M. André Chassaigne. Cette obligation, vous le savez très bien, va à l’encontre du droit de grève, qui a valeur constitutionnelle et doit exister jusqu’à la dernière minute, comme l’a très bien expliqué mon collègue Jean Mallot. Je cite l’excellent rapport du Sénat, rédigé par la commission des affaires sociales que préside par ma collègue Annie David : « Le fait est qu’il n’est pas possible de transposer toutes les dispositions de la loi de 2007 [sur le service minimum dans les transports] à un secteur libéralisé, hautement concurrentiel et où la plupart des acteurs sont privés. » Faut-il vous rappeler que, dans les entreprises privées, la législation ne prévoit ni préavis de grève ni dates de début et de fin prédéterminées ?
Avec votre texte, les salariés sont désormais obligés de « se dénoncer » à leur patron. En effet, cette autodéclaration de participation au mouvement de grève ne pourra pas être « confidentielle », contrairement à ce que précise le texte de la proposition de loi. De toute évidence, les services de comptabilité des entreprises doivent nécessairement connaître le nom des personnels grévistes pour effectuer les retenues sur salaires correspondant au nombre de jours non travaillés.
M. Charles de Courson. C’est déjà le cas !
M. André Chassaigne. Alors, arrêtez avec vos répétitions et cessez d’inscrire des énormités dans les textes de loi que vous nous proposez ! (Applaudissements sur les bancs du groupe SRC.)

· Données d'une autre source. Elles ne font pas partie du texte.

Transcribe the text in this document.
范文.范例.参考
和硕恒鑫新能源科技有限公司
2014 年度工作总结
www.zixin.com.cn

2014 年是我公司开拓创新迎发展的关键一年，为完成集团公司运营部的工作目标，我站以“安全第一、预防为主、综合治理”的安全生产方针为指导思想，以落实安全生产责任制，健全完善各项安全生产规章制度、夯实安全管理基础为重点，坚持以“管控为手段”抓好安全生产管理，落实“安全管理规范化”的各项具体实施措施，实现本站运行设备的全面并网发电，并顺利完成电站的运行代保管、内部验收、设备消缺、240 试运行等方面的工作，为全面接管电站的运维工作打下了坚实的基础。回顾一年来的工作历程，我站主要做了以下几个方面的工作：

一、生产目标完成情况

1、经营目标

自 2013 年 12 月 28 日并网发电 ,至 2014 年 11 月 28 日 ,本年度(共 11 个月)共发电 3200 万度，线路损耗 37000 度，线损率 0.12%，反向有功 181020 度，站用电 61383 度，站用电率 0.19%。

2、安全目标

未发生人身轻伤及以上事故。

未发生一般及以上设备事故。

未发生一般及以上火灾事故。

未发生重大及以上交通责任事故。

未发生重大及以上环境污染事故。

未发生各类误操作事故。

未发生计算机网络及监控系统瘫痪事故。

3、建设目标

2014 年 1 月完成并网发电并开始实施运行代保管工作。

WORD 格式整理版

À l’heure où les compagnies aériennes réduisent leurs effectifs à tour de bras, qui pourra se déclarer gréviste sans courir le risque du licenciement ? Quel salarié en contrat à durée déterminée pourra le faire ? À l’heure où les contrats de travail et la maintenance des appareils des compagnies françaises sont délocalisés à l’étranger pour être moins coûteux, tout le monde comprend que cette forme de fichage des salariés grévistes signifie dans les faits la fin du droit de grève.
À cette obligation de se déclarer à l’avance, vous en avez ajouté une autre en première lecture : celle, dans les transports terrestres, de ne pas aller travailler lorsqu’on s’est déclaré gréviste.
M. François Rochebloine. Eh oui, c’est le minimum !
M. André Chassaigne. En voulant éviter que le mécanisme de votre service minimum soit détourné – ce qui, au passage, en démontre la stupidité – par des grévistes qui se dédiraient, vous inventez une sorte de sanction pour « délit de travail » !
M. François Rochebloine. Heureusement ! C’est le minimum !
Mme la présidente. Monsieur Rochebloine !
M. André Chassaigne. En effet, si un salarié ne souhaite plus poursuivre la grève, il doit en informer sa hiérarchie vingt-quatre heures à l’avance, sans quoi il s’expose à des sanctions disciplinaires !
M. François Rochebloine. Les usagers vous intéressent-ils ?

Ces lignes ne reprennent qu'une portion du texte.